DOCTORAL SEMINAR

Improving Robustness and Predictive Uncertainty Estimation of DNN Classifiers

Speaker
Mr Jay Nandy
Advisor
Dr Wynne Hsu, Provost'S Chair Professor, School of Computing
Dr Lee Mong Li, Professor, School of Computing


09 Jul 2019 Tuesday, 10:00 AM to 11:30 AM

MR1, COM1-03-19

Abstract:

A machine learning model needs to be robust, interpretable and should be able to warn the users when it is not confident about its predictions. However, despite of achieving impeccable success of deep neural networks (DNNs), their vulnerability towards adversarial attacks and overconfident predictions have raised the question of how reliably can we use these models? This thesis aims to address these issues to improve their reliability for real world applications.

Existing systems either focus to achieve robustness or to improve predictive uncertainty estimation. Defenses against adversarial attacks typically provide robustness only to a specific perturbation type such as a small $\ell_p$ boundary.
However, they offer no guarantees to other attack types. Further, current state-of-the-art adversarially trained defense mechanisms are computationally expensive to train as they need to produce strong adversaries at each training iteration.

In contrast to standard DNNs, RBF based DNNs are typically robust to adversarial examples, however at the cost of lower accuracy. We first intend to study the generative properties of a deep RBF network, called Normal Similarity Network (NSN). We present a sampling algorithm, called NSN-Gen, to generate and reconstruct images from any
layer of our proposed NSN. We show that, NSN-Gen can be applied to NSN for several computer vision applications such as image generation, styling and image reconstruction from occluded images.


We adopt the sampling algorithm of NSN to propose a novel defense model, called RBF-CNN, that can be efficiently trained to improve the robustness for any $\ell_{p\geq 1}$.Instead of using deep RBF networks, RBF-CNN utilizes a layer of radial basis function kernels and a reconstruction layer to mitigate adversarial noises as well as to maintain the high accuracy for clan test data. We prove that the match scores obtained from the RBF kernels are bounded for any $\ell_{p\geq 1}$ perturbations. We then show that for any $\ell_{p\geq 1}$ perturbations, the RBF and reconstruction layer can mitigate the adversarial noise.

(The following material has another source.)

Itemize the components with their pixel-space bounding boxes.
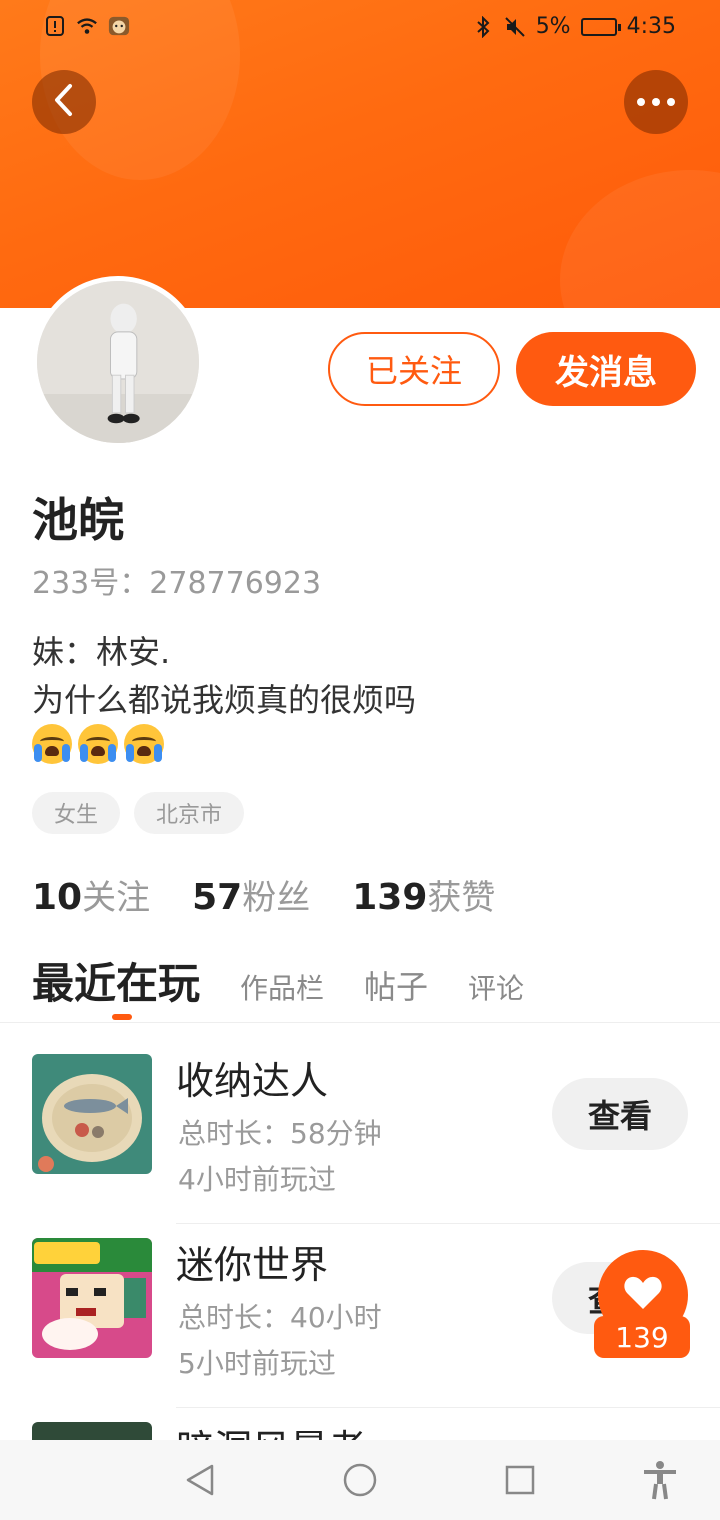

Our RBF-CNNs are found to be robust against any small $\ell_1$, $\ell_2$ and $\ell_{\infty}$ perturbations for MNIST and CIFAR10. RBF-CNN outperforms the state-of-the-art Madry defenses against $\ell_{\infty}$-bounded attacks in terms of robust accuracy.In terms of time efficiency, the best RBF-CNN models can be trained at more than 4.5x and 12x faster for MNIST and CIFAR10 respectively compared to the adversarially trained models.

While a robust classifier can defend against adversarial attacks, they are still always tend to predict with high confidence, even when miss-classifying or for unknown inputs from different distributions. Towards this, we aim to improve the predictive uncertainty estimation of RBF-CNNs along with identifying the source of their uncertainty.